Я мечтаю все об одном и том же. Я мечтаю уйти с этого лобного места одиночества. Вот так пойду через всю площадь Республики, в рукав по улице, название которой мне неизвестно и посейчас. Там люди, там их больше, чем на площади. Я пойду к проспекту Маркса, еще не переименованному, туда, где сосредоточены вещевые рынки, которые у нас зовутся ярмарками. Как будто приятно их посещать, как будто каждая покупка – праздник. Может быть, и так, только для людей, похожих на апостолов Эль Греко, живущих будто бы в небесной психиатрической клинике. Это праздник для бедных, ярмарки для нищих, где торгуют бракованной одеждой, расползающейся прямо на глазах и воняющей синтетической краской. Эта ткань двигается у тебя в пальцах как живая, а пальцы долго помнят брезгливое чувство движущейся сорочки. Здесь так много людей, и мне на какое-то время перестает быть страшно. Я уже не боюсь того, что меня кто-то окликнет, возьмет за руку, остановит, выследив меня в моем долгом и до боли в голове утомительном пути. Я уже знаю, что здесь, в толкотне, я перестану быть целью и за мной перестанут следить. Хотя шпионы судьбы, они и здесь, рядом со мной.
Я покупаю самые жирные и дешевые в мире пирожки, начиненные бог знает чем (говорят, собачьим мясом), – и это тоже искушение судьбы. Они только что из печки, по заверениям торгашей, но оказались холодными, как вчерашний труп. Но я ем свой пирожок до конца и покупаю эту чудовищную сумку с пряжками, с которой уже сходит краска и ее покрыли сапожной краской, поэтому она и воняет сапогами. Я вижу эту подделку и все-таки беру. Чтобы только потратить деньги, чтобы в этом шопинге избыть свою боль. Я покупаю джинсы с входящими в моду блестками на швах и стразах на задних карманах, в которых, я знаю, я буду отпугивать всех, в которых я себя же буду ненавидеть, но мне так нужно. Потому что мне кажется, я давно уже живу в чьих-то картинах с нарисованных небом, где до ужаса сгущены краски.

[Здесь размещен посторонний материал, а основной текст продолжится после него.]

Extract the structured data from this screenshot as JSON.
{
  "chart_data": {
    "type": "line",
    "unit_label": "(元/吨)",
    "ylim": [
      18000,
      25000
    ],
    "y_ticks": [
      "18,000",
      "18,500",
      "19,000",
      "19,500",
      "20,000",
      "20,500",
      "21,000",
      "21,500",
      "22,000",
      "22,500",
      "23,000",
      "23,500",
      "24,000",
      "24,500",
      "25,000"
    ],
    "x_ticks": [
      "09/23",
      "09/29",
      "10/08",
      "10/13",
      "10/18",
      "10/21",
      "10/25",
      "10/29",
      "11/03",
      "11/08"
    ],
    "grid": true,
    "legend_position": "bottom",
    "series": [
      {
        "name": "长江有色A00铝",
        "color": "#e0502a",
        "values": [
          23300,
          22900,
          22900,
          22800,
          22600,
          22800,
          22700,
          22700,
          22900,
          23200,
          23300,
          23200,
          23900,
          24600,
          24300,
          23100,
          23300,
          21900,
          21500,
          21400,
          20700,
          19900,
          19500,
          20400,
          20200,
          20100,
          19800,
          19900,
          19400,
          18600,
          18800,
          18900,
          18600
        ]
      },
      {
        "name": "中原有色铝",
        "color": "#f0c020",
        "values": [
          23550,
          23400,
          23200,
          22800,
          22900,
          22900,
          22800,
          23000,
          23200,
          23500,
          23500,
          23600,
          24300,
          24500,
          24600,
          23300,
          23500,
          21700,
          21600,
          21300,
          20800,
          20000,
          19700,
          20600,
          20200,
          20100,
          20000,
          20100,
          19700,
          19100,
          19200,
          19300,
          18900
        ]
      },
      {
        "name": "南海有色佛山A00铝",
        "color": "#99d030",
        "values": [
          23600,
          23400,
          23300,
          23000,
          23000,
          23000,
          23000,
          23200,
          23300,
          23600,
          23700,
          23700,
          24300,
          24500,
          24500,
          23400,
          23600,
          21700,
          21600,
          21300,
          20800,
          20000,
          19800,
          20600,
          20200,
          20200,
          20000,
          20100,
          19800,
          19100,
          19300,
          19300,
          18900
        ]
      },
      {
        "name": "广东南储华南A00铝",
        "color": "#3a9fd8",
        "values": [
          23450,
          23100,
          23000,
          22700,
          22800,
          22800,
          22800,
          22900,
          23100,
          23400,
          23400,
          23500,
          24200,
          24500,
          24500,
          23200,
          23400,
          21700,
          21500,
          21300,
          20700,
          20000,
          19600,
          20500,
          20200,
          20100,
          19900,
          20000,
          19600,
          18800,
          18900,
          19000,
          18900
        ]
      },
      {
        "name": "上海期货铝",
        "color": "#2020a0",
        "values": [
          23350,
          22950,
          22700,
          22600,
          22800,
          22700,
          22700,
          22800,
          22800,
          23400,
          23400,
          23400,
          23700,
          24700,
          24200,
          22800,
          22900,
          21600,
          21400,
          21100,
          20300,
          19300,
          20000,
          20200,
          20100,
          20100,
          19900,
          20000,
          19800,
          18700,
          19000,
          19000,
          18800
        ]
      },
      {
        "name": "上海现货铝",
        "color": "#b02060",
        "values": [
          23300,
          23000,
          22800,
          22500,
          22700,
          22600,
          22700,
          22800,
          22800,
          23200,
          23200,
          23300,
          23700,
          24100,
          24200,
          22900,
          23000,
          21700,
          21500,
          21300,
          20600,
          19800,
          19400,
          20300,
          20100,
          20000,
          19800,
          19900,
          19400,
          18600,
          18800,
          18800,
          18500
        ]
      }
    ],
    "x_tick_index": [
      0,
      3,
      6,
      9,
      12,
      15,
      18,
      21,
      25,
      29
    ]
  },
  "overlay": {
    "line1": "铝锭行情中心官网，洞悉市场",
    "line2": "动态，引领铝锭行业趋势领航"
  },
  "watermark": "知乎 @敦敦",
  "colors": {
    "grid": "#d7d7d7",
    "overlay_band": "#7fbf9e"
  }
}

В этом районе год назад я познакомилась со своим будущим мужем. Он стоял здесь и торговал долларами. И посмотрел на меня такими кислыми глазами, что меня взяла дрожь. Ну, не может же так одиночествовать этот человек, подумала я, и купила у него наши армянские драмы. Но он даже не обратил на меня внимания. Я зачастила сюда и обменивала валюту только у него. Но он оставался, как апостол Петр, нем и беззвучен, лишь грустно отсчитывал эти пропахшие потом, его потом, шелестящие денежные знаки. И однажды я у него спросила: «Неужели так трудно сказать что-то». Он посмотрел на меня, точно впервые заметив. Из взгляда посыпались какие-то бумажки, осколки разбитого детства и неудавшейся жизни. Я подумала, что так плачут мужчины – сухими слезами. Он мотнул головой как лошадь, пытаясь что-то сказать членораздельное и человеческое. И я услышала его слова. Они были как коровье говно, прилипшее к каблукам и растертое в попытке избавиться от него. И это тоже мне показалось знаком оттуда, оттуда, где витают образы Эль Греко. Становилось холодно и ветрено. Может быть, небо все-таки смилуется и отпустит крохи осадков: своего стеклянного снега или грязной дождевой воды. Но мой рыцарь не мог уйти так рано и не мог меня проводить сейчас, он должен будет сдать расчет своему хозяину. «У вас тоже есть хозяин?» – «Да, и еще какой. Оставляет мне всего десять процентов». – «Но это, наверное, не так уж мало?» – «Смотря, как повезет». – «А вам тоже не везет?» – «Это разве работа? Скоро у меня самого будет собственный обменник».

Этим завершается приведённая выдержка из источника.